Kim raged home, furious, vowing to never speak to him again. But when she reached the dark townhome, she knew immediately something was wrong. Zeus was upset and barking. And Grampa was lying on the linoleum floor in the kitchen, unconscious.
It was bad. Really bad. She asked the landlord to help and they rushed him to the hospital. Doctors said that her grandfather had suffered a stroke. He would need round the clock care, and would have to live in a nursing home. Kim was distraught over the news.
She watched over him at the hospital. Both the doctors and nurses urged her to go home and to get some rest, but she refused to leave her grandfather’s side.
“I want to be there if he wakes up,” she insisted. “We’re all the family we have left.”
And she watched diligently over him until he was safely moved out of ICU into his own room and was awake again. But even then, she still spent hours and hours at the hospital. One night, she dozed off in the chair beside his hospital bed. When she woke, she found a note in her lap.
“You are the strongest, most loving woman I have ever met. You inspire me,” was all it said. She knew immediately who wrote it, and who had slipped it into the room while she slept.
When she made it back home, alone, she had never been more thankful to see Ross there, waiting for her.
“I heard about what happened,” he said. He kissed her, consoled her, and told her everything would be okay. The next day, he moved into the townhome with her.
Still, Ross was constantly up and down about their relationship. He left her, saying that the only way to keep her was to leave her - because he felt he needed to work on his temper, or he'd push her too far and lose her forever.

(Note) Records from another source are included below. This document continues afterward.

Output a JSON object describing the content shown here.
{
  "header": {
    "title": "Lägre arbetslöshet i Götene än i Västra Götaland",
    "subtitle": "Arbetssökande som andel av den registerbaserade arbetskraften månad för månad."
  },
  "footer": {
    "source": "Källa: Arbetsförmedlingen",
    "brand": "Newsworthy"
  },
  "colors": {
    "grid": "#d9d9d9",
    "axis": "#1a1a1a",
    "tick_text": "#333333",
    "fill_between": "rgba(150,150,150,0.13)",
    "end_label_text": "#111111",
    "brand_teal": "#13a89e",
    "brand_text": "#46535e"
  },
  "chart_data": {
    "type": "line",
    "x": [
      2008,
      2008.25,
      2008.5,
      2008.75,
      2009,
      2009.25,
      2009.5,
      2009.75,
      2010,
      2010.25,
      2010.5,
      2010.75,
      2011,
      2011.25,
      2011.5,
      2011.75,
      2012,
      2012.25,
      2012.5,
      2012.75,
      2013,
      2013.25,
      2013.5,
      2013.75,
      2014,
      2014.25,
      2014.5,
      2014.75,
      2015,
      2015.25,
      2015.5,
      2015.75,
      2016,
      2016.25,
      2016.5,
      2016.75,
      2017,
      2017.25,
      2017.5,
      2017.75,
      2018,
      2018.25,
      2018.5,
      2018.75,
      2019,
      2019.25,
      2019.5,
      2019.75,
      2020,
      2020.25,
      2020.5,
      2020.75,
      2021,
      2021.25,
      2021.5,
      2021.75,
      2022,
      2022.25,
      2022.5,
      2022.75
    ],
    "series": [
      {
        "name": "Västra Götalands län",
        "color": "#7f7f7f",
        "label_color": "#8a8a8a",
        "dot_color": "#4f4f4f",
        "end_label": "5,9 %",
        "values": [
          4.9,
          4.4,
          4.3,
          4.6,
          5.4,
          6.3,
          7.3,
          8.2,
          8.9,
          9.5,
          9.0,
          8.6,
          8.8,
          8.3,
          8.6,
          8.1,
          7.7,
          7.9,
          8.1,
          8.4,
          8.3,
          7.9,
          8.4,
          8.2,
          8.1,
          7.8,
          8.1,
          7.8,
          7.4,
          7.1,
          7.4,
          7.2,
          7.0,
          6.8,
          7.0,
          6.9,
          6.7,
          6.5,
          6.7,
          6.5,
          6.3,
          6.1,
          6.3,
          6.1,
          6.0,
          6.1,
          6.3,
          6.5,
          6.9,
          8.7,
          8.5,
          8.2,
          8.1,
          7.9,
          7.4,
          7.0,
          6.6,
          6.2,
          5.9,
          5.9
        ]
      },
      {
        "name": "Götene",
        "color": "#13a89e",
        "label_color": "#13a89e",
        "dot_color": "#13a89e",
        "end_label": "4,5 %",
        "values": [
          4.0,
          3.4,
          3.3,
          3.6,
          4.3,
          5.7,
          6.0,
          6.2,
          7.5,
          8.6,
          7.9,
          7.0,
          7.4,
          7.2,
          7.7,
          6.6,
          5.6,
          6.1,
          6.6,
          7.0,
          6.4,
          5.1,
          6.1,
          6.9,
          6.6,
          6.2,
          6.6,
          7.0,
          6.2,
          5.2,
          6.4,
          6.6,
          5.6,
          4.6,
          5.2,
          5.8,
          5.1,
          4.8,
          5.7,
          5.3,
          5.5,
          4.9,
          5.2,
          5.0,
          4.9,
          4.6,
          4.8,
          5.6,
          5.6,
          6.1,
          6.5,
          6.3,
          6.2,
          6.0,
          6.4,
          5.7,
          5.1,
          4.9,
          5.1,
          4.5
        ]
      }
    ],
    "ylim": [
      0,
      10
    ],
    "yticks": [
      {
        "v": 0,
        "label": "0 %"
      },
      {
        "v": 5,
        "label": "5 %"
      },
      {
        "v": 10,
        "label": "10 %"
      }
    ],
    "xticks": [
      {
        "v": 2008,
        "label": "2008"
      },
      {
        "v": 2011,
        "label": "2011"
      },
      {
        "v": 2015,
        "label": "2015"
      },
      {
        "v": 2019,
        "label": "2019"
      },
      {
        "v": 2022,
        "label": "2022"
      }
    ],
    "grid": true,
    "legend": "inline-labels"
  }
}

That same night he changed his mind and asked her to take him back.
She did.
And they moved forward, together. Kim visited her grandfather every day in the old folks home and kept her grades up at the University. Ross worked at the garage downtown, and together they made a life for themselves, the kind Kim had always dreamed of – minus the fabulous career and penthouse apartment. Until one day, they were driving to the Dollar Store downtown.
“You know, there's actua
lly not a lot of stuff really priced at a dollar there,” Kim mentioned.
“Not possible,” he said. “Everything's a dollar. That's why they're called dollar stores.”
“Not true,” Kim insisted. “It's all a marketing ploy to get more people into the store.”
“Then they couldn't legally call it a Dollar Store,” he shot back, still trying to convince her. The fight escalated and Kim didn’t speak to him for three weeks.
Once again, he left her a note professing his love and asking her to meet him at Greico’s Italian Restaurant for dinner. There, he told her that she was “The One” and he couldn't let her walk away.
“I just don’t believe the sudden change in heart,” she said to him across the table, her eyes flickering in the candle light.
“It’s not a change of heart,” he said to her. “I’ve always felt this way, but I was scared.”
“Scared of what?”
“Change,” he said a little too quickly, then scrambled to explain himself. “Scared of growing up. Of the next step. Of the responsibility.”
Kim’s eyes watered, fearing that once again they had reached the impassable crossroads. “Growing up and taking on the responsibility is inevitable,” she said. “It’s going to happen to us whether we’re prepared for it or not. Whether we want to accept it or not.
She told him she didn't want to get hurt, and he assured her he didn't want to hurt her and that she was the love of his life. That’s when he got down on one knee and removed a ring from his shirt pocket.
Kim screamed, surprised and delighted, as he slipped it on her finger. It was an elegant Solitaire diamond ring with a thin, two-toned band, and it was the most beautiful thing she had ever seen. She accepted and then everyone in the restaurant applauded.
She couldn’t wait to show Mallory.
Mallory of course invited them to a fancy dinner to celebrate. Addison made reservations at the most-exclusive country club in the county. Mallory was beside herself.